Version: 1.0.0b1

For the complete Mojo documentation index, see llms.txt. Markdown versions of all pages are available by appending .md to any URL (e.g. /docs/manual/basics.md).

functional

Implements higher-order functions.

You can import these APIs from the algorithm package.
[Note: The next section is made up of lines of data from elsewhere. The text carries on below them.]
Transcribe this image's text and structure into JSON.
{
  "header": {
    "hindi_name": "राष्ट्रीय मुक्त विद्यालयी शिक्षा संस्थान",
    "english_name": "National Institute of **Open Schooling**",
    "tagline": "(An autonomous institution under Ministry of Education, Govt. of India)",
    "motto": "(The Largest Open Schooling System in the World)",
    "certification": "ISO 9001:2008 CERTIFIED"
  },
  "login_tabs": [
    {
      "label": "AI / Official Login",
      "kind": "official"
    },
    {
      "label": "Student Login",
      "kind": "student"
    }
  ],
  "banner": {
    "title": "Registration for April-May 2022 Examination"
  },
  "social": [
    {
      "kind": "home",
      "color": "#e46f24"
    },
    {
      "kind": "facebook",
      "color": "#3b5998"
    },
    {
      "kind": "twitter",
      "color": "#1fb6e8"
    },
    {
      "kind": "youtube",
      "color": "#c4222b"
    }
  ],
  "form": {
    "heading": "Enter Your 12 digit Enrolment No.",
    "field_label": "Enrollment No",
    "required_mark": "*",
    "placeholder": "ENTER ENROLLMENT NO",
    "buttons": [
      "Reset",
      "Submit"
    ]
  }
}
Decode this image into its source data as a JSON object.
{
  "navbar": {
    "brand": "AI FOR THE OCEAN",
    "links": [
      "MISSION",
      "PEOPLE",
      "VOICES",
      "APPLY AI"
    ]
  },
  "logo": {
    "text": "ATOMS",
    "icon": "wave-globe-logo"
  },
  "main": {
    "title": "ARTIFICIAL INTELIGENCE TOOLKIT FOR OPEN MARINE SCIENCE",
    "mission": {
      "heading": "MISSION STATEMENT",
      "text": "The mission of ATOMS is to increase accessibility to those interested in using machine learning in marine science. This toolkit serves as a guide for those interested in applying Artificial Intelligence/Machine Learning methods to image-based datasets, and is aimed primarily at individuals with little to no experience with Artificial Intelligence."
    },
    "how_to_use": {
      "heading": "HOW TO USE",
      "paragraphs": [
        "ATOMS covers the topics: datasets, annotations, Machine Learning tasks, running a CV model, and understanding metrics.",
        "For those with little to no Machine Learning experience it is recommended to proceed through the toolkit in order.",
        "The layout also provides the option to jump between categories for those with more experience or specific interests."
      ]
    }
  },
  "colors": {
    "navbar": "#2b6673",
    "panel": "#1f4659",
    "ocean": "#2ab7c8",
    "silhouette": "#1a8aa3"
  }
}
For example:

from std.algorithm import map

`comptime` values

`stencil`

comptime stencil[shape_element_type: DType, input_shape_element_type: DType, //, rank: Int, stencil_rank: Int, stencil_axis: IndexList[stencil_rank, element_type=element_type], simd_width: Int, dtype: DType, map_fn: def[.element_type`1: DType](IndexList[stencil_rank, element_type=element_type]) -> Tuple[IndexList[stencil_rank], IndexList[stencil_rank]], map_strides: def(dim: Int) -> Int, load_fn: def[simd_width: Int, dtype: DType, .element_type`4: DType](IndexList[rank, element_type=element_type]) -> SIMD[dtype, simd_width], compute_init_fn: def[simd_width: Int]() -> SIMD[dtype, simd_width], compute_fn: def[simd_width: Int, .element_type`7: DType](IndexList[rank, element_type=element_type], SIMD[dtype, simd_width], SIMD[dtype, simd_width]) -> SIMD[dtype, simd_width], compute_finalize_fn: def[simd_width: Int, .element_type`9: DType](IndexList[rank, element_type=element_type], SIMD[dtype, simd_width]) -> None] = fn_literal

Computes stencil operation in parallel.

Computes output as a function that processes input stencils, stencils are computed as a continuous region for each output point that is determined by map_fn : map_fn(y) -> lower_bound, upper_bound. The boundary conditions for regions that fail out of the input domain are handled by load_fn.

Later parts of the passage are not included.